We used a lab from an Addison-Wesley Chemistry lab manual entitled “Factors Affecting Reaction Rates”. This lab was ideal, as the instructions are already neatly divided into 4 parts, whereby each part examines what can affect the rate of a chemical reaction (temperature, concentration, surface area and use of catalyst). Students were divided into 8 groups of 3 (2 groups for each concept).

These were the guidelines for the videos:

  • 1-2 minutes in length
  • Describe setup & document experiment
  • Discuss results (with graph or data table)
  • Show balanced reaction
  • Discuss concept

This was a 5-day project (2 days in lab, 1 for taping, and 2 for editing in the computer lab). I gave the students just the basics in order to use Windows MovieMaker, and helped them on-the-fly with questions.

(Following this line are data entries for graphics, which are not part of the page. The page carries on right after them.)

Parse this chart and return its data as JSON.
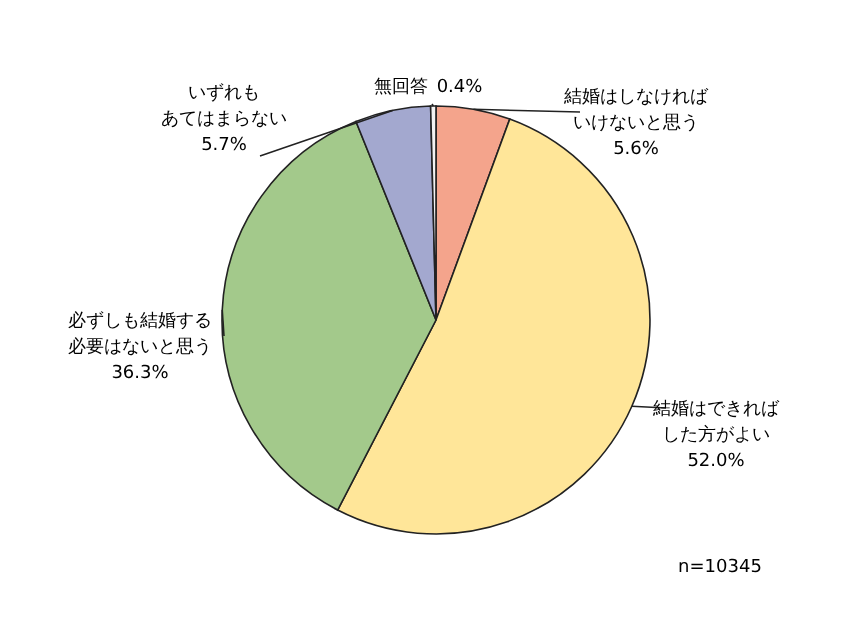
{
  "chart_data": {
    "type": "pie",
    "categories": [
      "結婚はしなければいけないと思う",
      "結婚はできればした方がよい",
      "必ずしも結婚する必要はないと思う",
      "いずれもあてはまらない",
      "無回答"
    ],
    "values": [
      5.6,
      52.0,
      36.3,
      5.7,
      0.4
    ],
    "value_labels": [
      "5.6%",
      "52.0%",
      "36.3%",
      "5.7%",
      "0.4%"
    ],
    "colors": [
      "#f4a48c",
      "#ffe699",
      "#a3c98b",
      "#a3a8cf",
      "#f2f2f2"
    ],
    "annotations": [
      "n=10345"
    ]
  }
}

Besides the final project, perhaps the best part of the project was viewing them all in class. Not only were we able to discuss the concept in each video, but students also critiqued each video in content and in quality. This evolved into a really productive discussion on how important it is to be able to communicate science effectively.

This turned out to be a great project that the students really enjoyed. The only negative comment I heard was “the reactions were kinda boring” (all kids want fire and flames). Now that I know the students can handle this type of work, my mind is spinning on what movies they can make in the future using other science tools – graphical analysis, digital microscopy and RasMol (molecular visualization software) come to mind immediately.